Man’s general way of thinking of the totality, i.e. his general world view, is crucial for overall order of the human mind itself. If he thinks of the totality as constituted of independent fragments, then that is how his mind will tend to operate, but if he can include everything coherently and harmoniously in an overall whole that is undivided, unbroken and without border (for every border is a division or break) then his mind will tend to move in a similar way, and from this will flow an orderly action within the whole (Bohm ix).

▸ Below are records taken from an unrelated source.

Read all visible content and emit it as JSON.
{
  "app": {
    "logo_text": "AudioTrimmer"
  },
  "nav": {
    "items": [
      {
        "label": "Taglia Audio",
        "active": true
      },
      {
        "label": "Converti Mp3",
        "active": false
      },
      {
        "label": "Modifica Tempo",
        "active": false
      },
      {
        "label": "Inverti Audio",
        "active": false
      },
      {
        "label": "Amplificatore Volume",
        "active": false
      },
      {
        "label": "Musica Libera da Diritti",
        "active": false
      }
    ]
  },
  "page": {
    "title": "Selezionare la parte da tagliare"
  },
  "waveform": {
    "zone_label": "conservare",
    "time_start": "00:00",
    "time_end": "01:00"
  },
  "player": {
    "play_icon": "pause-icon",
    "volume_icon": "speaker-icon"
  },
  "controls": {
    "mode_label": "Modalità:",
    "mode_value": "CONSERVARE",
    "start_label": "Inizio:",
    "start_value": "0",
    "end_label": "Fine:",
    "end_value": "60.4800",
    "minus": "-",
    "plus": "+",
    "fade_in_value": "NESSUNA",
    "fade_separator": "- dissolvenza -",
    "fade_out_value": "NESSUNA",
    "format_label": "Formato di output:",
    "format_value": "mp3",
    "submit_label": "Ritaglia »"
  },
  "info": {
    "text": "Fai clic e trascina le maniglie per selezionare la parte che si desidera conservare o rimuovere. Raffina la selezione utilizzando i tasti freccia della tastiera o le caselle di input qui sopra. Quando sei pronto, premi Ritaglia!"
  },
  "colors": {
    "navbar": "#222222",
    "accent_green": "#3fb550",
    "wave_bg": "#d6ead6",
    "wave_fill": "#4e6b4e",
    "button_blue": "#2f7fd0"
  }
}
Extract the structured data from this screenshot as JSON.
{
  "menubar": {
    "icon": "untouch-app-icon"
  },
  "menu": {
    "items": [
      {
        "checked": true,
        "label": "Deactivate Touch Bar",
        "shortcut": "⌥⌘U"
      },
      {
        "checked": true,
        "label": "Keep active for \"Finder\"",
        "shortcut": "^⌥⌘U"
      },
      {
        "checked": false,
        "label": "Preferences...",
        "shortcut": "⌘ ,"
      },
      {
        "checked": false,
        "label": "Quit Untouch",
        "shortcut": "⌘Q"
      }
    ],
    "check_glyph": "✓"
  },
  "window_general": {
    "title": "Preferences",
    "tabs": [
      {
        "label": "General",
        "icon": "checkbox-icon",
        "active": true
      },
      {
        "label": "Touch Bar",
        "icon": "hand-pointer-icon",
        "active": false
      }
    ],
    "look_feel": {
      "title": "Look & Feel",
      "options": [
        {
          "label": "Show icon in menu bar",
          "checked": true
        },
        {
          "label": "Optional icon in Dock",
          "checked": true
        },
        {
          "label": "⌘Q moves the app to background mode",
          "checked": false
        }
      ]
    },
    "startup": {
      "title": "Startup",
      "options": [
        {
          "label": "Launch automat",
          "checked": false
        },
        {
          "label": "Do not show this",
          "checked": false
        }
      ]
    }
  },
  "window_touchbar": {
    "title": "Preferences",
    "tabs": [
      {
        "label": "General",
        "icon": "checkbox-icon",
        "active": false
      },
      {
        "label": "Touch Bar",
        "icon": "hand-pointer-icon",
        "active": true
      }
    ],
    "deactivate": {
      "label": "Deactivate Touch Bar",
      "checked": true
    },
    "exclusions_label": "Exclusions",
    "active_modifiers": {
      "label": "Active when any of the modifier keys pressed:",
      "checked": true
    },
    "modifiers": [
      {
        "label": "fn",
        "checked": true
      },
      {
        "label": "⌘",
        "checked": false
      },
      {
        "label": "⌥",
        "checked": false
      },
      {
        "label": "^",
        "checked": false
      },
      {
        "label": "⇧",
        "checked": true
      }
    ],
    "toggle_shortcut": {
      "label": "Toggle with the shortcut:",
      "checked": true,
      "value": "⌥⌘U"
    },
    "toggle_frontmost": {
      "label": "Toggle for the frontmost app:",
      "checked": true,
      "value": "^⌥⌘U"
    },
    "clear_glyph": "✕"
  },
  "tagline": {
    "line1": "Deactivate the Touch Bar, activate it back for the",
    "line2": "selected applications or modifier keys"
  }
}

One’s view of matter directly influences one’s ethics. If you believe you are not connected to the earth, that you are its master instead of on equal footing with it, then you will have no qualms about blowing off the tops of mountains for coal, or incinerating thousands of acres of rain forest, or dumping millions of gallons of crude oil into our oceans, or for that matter, allowing your fellow humans to starve to death just because you want wealth and success. When dualism is banished from the earth, only then will we begin to live as we were meant to live.

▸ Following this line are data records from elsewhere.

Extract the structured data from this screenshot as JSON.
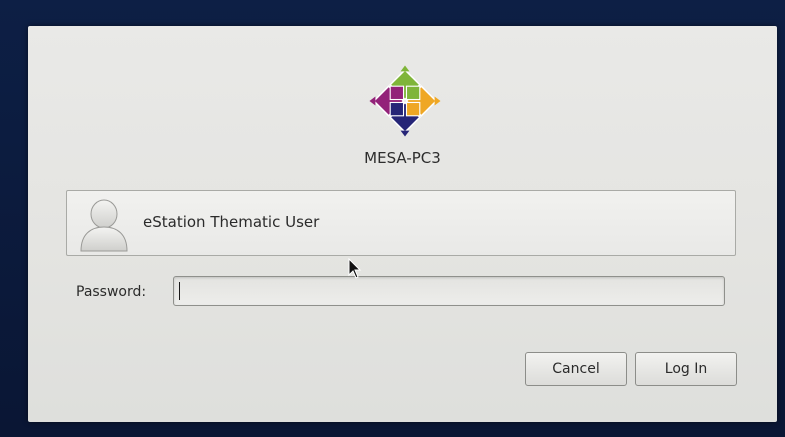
{
  "login": {
    "hostname": "MESA-PC3",
    "user": {
      "name": "eStation Thematic User",
      "avatar_icon": "user-avatar-icon"
    },
    "password": {
      "label": "Password:",
      "value": "",
      "placeholder": ""
    },
    "buttons": {
      "cancel_label": "Cancel",
      "login_label": "Log In"
    }
  },
  "colors": {
    "logo_green": "#7fb539",
    "logo_purple": "#932279",
    "logo_orange": "#efa724",
    "logo_navy": "#262577"
  }
}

Bohm’s contention is that a fragmented view of the totality of reality will lead to a disorderly way of thinking. The earth has experienced the result of such thought for hundreds of years. It is because mankind has eliminated soul from human Being. But now, we are beginning to see the truth. Because of mass communication via the Internet, millions and millions are coming to the realization that reality is one, that all things are closely interconnected. The naysayers will eventually fade away. Our world is currently undergoing a tremendous transformation toward wholeness. We have great hope for the future.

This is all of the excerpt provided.